Leia o texto a seguir para responder às questões 41 e 42.
One of the objectives of the project, Re-imagining Multilingualisms, was to reimagine. The term ‘reimagining’ is something extremely important because imagining and being creative are not things we are used to doing in the academy, not in Linguistics at least! We believe that we are empiricists, that we only look at facts and we make conclusions. We are pseudo-scientists. We make conclusions about what we observe, and we think that what we observe has got nothing to do with what we imagine. On the contrary, it has everything to do with what we imagine.
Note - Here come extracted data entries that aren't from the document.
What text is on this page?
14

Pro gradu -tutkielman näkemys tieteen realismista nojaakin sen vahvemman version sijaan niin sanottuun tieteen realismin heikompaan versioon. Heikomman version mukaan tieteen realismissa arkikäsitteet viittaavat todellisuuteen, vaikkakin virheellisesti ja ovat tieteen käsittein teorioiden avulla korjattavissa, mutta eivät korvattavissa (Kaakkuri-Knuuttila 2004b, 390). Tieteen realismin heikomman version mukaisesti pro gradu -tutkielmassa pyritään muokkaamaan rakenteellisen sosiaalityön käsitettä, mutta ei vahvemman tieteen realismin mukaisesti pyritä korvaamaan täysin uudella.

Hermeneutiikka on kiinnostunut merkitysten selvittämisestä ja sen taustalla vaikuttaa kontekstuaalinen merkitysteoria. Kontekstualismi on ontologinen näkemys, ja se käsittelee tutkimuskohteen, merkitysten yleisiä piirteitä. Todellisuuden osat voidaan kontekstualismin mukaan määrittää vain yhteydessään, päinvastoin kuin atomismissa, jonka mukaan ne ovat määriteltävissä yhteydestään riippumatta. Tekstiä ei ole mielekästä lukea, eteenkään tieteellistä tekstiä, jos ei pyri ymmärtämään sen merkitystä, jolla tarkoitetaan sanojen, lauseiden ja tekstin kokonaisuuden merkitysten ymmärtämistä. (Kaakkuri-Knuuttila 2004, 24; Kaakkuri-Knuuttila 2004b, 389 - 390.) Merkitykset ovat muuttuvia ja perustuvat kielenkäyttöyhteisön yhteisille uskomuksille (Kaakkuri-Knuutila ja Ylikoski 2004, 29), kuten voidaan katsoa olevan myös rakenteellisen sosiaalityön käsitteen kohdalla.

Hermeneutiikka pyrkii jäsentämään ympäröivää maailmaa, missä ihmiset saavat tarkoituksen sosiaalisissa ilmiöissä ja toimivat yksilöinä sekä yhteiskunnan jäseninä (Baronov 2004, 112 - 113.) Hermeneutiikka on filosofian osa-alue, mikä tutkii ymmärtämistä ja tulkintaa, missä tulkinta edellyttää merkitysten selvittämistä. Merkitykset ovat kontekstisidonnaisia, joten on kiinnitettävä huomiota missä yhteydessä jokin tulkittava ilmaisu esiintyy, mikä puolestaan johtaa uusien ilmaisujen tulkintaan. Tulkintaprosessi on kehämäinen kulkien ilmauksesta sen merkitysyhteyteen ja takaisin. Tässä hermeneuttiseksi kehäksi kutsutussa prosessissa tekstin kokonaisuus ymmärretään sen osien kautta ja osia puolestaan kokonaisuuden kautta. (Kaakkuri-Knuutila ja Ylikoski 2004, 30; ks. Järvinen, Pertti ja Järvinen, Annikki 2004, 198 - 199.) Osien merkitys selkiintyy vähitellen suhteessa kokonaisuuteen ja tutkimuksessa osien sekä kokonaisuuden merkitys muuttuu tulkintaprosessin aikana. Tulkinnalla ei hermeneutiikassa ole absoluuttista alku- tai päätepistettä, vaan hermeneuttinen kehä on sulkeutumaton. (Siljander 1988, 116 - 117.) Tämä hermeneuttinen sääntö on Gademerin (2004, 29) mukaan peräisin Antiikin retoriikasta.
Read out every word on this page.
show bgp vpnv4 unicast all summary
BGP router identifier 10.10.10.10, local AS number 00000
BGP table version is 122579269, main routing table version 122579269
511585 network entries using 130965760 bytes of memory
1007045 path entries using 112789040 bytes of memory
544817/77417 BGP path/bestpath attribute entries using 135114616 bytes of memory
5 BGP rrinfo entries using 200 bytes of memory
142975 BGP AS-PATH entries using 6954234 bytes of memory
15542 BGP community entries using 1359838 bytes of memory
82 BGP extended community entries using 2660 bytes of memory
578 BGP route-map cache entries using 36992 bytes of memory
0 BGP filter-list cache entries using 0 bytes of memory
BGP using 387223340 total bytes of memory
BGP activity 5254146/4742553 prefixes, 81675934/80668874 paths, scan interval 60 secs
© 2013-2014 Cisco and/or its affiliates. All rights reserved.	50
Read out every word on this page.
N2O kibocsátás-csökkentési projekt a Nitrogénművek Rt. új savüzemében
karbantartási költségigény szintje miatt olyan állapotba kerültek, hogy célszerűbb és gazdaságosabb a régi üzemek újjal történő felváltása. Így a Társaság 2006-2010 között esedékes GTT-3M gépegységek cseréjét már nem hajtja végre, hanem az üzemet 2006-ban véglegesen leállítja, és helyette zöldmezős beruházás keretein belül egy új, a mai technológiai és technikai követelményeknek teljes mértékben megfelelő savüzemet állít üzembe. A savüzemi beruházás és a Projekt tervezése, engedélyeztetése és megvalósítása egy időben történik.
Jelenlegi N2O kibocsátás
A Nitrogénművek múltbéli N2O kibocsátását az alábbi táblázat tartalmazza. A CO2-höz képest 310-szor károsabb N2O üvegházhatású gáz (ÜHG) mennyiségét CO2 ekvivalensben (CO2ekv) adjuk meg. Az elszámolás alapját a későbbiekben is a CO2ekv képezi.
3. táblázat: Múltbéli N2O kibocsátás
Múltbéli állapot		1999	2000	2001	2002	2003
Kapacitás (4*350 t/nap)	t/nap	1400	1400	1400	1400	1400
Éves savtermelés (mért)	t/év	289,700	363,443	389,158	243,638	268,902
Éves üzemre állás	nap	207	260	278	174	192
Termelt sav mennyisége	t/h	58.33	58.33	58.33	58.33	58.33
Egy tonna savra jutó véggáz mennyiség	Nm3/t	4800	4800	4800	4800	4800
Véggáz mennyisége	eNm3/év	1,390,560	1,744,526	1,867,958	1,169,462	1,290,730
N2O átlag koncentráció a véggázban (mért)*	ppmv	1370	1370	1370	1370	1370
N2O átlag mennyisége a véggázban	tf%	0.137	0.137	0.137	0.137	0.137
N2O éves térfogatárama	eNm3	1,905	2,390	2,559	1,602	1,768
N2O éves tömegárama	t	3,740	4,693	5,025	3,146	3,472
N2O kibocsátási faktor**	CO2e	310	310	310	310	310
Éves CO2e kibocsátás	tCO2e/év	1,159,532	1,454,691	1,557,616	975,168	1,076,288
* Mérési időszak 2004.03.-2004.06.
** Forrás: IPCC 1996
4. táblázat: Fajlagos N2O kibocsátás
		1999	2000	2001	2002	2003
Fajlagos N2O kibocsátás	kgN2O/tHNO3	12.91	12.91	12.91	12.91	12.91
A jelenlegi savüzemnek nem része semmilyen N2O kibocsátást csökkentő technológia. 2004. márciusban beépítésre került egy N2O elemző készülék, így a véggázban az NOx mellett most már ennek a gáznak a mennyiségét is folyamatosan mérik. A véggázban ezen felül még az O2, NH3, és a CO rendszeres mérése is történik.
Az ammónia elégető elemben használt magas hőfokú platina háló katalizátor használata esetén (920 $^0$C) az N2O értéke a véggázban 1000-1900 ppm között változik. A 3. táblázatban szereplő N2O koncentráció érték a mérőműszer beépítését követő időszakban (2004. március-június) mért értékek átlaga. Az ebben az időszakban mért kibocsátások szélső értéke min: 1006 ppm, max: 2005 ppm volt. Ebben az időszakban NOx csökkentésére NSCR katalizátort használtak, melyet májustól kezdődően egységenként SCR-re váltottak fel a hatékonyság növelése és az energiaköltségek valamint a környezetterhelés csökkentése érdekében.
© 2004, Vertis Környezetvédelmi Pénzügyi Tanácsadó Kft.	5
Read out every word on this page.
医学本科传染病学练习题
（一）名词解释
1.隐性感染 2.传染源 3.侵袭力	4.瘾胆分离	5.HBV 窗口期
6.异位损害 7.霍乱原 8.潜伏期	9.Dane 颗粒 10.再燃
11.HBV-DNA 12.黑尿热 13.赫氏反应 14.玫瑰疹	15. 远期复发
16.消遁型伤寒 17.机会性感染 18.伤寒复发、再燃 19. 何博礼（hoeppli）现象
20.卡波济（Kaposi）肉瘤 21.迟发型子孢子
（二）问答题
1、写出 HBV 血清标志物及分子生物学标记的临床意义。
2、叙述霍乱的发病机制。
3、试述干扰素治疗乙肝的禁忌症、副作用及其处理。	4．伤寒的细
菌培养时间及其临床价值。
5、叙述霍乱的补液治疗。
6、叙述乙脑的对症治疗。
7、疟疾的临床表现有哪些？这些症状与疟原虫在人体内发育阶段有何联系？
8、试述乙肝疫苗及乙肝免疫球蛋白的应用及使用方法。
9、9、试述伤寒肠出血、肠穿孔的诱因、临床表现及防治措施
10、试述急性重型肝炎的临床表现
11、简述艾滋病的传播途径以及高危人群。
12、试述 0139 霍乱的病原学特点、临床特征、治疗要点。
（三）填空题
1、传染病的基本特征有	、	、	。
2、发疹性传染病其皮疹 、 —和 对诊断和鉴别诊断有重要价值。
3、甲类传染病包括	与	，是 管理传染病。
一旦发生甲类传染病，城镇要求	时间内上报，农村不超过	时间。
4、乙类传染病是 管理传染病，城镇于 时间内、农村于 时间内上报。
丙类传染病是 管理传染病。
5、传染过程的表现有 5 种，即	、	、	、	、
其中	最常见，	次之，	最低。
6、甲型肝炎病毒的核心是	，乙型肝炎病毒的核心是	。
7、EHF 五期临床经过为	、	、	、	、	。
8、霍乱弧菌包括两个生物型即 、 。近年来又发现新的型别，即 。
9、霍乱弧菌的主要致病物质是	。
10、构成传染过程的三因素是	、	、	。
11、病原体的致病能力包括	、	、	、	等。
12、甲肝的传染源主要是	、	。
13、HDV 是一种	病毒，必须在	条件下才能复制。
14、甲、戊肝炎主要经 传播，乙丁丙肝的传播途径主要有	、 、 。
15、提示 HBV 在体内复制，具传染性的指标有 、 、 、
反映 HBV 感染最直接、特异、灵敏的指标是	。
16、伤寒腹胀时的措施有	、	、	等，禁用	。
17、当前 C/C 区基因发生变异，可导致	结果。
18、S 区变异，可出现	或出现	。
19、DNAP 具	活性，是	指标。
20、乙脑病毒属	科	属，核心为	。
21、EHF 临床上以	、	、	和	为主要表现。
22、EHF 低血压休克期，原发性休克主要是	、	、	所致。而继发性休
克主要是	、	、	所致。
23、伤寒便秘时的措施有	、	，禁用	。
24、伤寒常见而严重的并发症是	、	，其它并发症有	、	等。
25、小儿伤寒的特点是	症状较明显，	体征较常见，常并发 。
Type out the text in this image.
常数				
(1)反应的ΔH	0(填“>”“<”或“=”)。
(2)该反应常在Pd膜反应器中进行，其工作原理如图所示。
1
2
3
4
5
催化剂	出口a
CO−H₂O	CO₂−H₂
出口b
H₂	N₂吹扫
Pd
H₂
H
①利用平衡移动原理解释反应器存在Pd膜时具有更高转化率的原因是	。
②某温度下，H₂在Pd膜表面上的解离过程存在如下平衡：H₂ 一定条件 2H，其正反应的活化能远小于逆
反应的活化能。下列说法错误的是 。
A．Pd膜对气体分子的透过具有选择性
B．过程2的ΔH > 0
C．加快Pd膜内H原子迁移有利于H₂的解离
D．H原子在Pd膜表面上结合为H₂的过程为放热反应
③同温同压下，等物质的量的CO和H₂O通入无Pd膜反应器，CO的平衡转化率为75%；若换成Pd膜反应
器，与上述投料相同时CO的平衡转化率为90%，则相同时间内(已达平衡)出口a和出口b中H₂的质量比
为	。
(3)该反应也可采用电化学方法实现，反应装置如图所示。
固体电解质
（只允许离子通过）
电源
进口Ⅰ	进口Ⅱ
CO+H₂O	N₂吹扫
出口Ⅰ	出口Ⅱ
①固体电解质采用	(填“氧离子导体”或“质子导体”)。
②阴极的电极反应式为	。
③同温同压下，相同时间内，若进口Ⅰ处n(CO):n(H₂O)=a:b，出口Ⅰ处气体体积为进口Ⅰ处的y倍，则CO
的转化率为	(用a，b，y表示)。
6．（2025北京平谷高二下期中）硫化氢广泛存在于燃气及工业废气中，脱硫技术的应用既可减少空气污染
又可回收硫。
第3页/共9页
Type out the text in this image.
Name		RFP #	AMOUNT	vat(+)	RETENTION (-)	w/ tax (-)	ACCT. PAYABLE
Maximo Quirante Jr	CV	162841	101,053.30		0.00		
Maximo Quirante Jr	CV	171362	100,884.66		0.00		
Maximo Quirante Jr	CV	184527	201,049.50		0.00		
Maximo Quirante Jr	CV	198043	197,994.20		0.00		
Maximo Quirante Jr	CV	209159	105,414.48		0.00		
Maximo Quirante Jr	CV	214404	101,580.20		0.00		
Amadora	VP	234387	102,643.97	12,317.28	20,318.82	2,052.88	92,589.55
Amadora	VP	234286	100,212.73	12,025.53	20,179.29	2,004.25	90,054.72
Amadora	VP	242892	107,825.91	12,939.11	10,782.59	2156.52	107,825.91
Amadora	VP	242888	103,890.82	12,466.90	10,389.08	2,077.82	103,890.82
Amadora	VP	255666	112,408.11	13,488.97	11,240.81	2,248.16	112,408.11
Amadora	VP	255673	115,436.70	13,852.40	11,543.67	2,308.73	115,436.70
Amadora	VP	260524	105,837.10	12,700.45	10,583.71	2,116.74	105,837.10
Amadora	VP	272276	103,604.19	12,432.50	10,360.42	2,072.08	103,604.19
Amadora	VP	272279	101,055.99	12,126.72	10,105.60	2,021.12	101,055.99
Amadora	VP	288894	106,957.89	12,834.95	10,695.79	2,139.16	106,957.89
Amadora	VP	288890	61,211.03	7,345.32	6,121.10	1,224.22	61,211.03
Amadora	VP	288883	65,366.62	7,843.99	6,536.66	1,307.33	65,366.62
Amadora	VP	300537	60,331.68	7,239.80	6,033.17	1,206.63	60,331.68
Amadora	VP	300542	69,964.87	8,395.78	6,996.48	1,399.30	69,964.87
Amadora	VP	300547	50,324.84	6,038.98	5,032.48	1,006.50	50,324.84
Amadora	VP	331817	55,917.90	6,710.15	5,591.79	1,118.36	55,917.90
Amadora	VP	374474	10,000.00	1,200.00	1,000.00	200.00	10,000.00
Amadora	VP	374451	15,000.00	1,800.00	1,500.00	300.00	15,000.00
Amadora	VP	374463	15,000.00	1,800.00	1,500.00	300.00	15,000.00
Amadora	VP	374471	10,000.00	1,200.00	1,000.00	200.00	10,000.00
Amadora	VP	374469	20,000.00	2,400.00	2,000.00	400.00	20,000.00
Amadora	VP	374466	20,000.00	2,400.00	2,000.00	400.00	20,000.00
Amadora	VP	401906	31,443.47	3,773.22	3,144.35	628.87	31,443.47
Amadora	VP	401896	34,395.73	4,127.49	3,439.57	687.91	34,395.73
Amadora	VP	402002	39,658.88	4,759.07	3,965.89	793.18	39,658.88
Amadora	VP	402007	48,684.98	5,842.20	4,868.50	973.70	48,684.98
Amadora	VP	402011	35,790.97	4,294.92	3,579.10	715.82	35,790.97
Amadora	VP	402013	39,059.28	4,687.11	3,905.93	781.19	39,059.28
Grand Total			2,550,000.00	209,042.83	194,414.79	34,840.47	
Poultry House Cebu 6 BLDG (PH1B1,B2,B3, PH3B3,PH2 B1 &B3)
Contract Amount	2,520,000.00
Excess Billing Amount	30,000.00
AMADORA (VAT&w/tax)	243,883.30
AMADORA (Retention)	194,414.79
So, when we analyse things ideologically, what is ideology? It’s exactly an imagination which has been naturalised and institutionalised. And so, whenever we look at the world, we’re looking at it from the eyes of a particular learned knowledge, an ideology. When we are asked to be able to imagine things, it’s a point of being able to break out of our established learning and looking for something new. Imagining is extremely important in the learning process. If it doesn’t happen, there is no learning. This is one of the important things of Freirean pedagogy. For example, he made the distinction between what he called ‘banking pedagogies’ or ‘transmission pedagogies’ where there’s just reproduction and repetition, and ‘transformative pedagogies’, what he called ‘liberatory pedagogies’, which is where creativity is involved, where you break the simple linearity of repetition and transmission. So how does this work? How do you promote creativity? It is by breaking what previously seemed natural and normal. (MENEZES DE SOUZA, 2019, p. 9, ênfase no original)
MENEZES DE SOUZA, L. M. Decolonial pedagogies, multilingualism and literacies. Multilingual Margins, vol. 6 (1), 2019. p. 9-13.